Debian GNU/Linux 11 (bullseye), grep (GNU grep) 3.6
I need find string in current directory within all files (doc, docx and pdf), grep command not working for me:
grep -ril "word" .
It doesn't output anything. What's wrong?
All three formats need to be converted to text before they can be searched using tools such as grep.

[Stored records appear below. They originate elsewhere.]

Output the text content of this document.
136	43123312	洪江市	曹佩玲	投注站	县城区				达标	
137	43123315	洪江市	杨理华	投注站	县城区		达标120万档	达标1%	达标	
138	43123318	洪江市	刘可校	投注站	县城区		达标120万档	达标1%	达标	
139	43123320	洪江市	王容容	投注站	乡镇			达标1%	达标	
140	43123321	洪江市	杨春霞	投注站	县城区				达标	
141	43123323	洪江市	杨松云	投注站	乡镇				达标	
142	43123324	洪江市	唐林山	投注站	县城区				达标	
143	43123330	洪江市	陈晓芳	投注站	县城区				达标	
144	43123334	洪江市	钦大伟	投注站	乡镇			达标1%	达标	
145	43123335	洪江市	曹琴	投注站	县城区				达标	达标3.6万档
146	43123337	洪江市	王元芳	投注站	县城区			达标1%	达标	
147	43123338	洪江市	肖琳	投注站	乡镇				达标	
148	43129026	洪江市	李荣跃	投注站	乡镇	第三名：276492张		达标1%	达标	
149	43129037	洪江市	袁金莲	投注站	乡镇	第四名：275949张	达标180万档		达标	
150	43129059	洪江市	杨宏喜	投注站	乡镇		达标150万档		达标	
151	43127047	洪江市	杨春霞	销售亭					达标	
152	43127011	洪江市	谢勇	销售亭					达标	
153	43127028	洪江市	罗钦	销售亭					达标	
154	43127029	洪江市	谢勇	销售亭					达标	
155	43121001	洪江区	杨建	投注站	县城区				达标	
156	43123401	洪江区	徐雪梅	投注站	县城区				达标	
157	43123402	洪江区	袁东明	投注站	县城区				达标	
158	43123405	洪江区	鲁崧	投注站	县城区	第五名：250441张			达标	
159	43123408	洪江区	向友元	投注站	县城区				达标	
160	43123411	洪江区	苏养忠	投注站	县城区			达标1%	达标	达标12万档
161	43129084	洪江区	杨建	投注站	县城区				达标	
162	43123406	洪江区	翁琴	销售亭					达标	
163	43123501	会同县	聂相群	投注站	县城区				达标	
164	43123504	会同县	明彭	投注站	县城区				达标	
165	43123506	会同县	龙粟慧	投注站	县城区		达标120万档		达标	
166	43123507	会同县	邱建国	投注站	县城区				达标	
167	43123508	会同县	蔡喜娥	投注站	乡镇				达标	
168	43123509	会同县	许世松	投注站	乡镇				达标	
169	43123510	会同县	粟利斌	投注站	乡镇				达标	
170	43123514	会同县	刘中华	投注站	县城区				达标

For “old-style” .doc files, use catdoc:
catdoc file.doc | grep word
For OOXML .docx files, use docx2txt:
docx2txt < file.docx | grep word
or
docx2txt file.docx - | grep word
For PDF files, use pdfgrep:
pdfgrep word file.pdf
or pdftotext:
pdftotext file.pdf - | grep word
If you switch to ripgrep you can use a preprocessor:
#!/bin/sh -
if [ ! -s "$1" ]; then exec cat; fi
case "$1" in
*.pdf)
exec pdftotext - -
;;
*.doc)
exec catdoc -
;;
*.docx)
exec docx2txt - -
;;
*)
exec cat
;;
esac
Save this to a file, make it executable (chmod 755), and use it with --pre:
rg --pre /path/to/preprocessor word
See the ripgrep guide for tips on reducing the overhead of the preprocessor.